3D Meltblowing Elastollan Thermoplastic Polyurethane Scaffolds for Musculoskeletal Tissue Engineering

The intricate interactions between the 3DMB fiber formation and collection parameters and their influence on the morphological, mechanical, and biofunctional attributes of scaffolds have previously been analyzed for polyesters including polycaprolactone (PCL) and polylactic acid (PLA). While these materials are widely used in tissue engineering research, they have relatively high stiffness and tend to undergo permanent deformation under repetitive loading, which limits their suitability for musculoskeletal soft tissue applications. These tissues experience constant dynamic loading that necessitate them to be elastic and flexible to effectively dissipate these forces. Herein, thermoplastic polyurethane (TPU) elastomers can serve as excellent alternatives to the typical polyesters. TPUs can offer a combination of favorable attributes including low cytotoxicity, high wear and abrasion resistance, high elongation at failure, and moderate tensile and compressive moduli.
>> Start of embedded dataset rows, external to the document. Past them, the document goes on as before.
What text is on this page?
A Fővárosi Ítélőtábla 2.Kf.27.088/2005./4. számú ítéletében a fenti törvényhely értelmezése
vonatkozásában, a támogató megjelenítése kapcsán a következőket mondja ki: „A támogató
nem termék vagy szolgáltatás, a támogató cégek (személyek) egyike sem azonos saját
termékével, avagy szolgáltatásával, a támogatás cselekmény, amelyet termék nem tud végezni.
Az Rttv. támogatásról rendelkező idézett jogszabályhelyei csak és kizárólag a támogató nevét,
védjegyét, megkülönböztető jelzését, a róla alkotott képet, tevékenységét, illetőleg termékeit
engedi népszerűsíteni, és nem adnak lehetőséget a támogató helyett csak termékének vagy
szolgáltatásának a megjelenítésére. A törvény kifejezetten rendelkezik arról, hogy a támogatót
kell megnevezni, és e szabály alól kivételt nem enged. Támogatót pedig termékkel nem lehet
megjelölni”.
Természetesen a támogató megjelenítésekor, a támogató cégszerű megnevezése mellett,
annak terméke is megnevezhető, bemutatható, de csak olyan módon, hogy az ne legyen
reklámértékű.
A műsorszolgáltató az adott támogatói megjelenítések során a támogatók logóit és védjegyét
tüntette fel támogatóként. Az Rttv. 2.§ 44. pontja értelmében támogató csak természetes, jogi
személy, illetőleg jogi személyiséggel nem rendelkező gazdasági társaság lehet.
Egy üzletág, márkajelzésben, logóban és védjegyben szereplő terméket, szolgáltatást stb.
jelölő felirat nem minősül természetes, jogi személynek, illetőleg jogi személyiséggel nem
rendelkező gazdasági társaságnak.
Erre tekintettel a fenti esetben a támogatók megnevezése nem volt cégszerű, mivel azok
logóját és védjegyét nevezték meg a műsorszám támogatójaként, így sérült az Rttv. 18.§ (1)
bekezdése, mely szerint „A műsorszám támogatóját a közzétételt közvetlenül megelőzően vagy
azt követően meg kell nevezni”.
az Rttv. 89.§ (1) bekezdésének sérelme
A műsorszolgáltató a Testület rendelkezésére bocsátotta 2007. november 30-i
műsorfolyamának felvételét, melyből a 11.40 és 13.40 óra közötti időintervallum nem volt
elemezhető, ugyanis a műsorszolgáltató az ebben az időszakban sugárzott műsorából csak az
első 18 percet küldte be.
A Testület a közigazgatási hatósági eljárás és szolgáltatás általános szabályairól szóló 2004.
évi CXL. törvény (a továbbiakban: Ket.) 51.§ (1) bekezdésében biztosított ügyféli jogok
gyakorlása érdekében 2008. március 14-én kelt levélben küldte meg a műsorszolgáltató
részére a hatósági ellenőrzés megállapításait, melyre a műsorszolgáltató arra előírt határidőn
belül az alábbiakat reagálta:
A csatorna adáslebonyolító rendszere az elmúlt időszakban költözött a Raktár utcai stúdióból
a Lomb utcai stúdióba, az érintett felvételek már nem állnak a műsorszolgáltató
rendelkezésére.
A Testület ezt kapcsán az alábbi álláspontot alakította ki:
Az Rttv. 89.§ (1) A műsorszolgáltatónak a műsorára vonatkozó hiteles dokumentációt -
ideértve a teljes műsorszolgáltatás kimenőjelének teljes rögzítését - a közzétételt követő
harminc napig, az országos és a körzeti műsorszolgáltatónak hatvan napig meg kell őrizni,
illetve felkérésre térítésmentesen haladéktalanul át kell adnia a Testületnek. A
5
Being thermoplastics, TPUs exhibit excellent processability, rendering them promising candidates for various biofabrication techniques based on melting. Elastollan®, a commercially widely used TPU, demonstrates exceptional mechanical properties, flexibility and wear resistance. Despite possessing suitable properties for biomedical applications, its exploration in tissue engineering has been very limited. This is the first study to investigate the 3DMB of Elastollan® scaffolds for musculoskeletal soft tissue applications. The primary goal was to comprehensively characterize the effects of three key 3DMB parameters – DCD, FDO and SVC – on the fiber-pore microarchitecture of Elastollan scaffolds and their ensuing mechanical and biofunctional properties.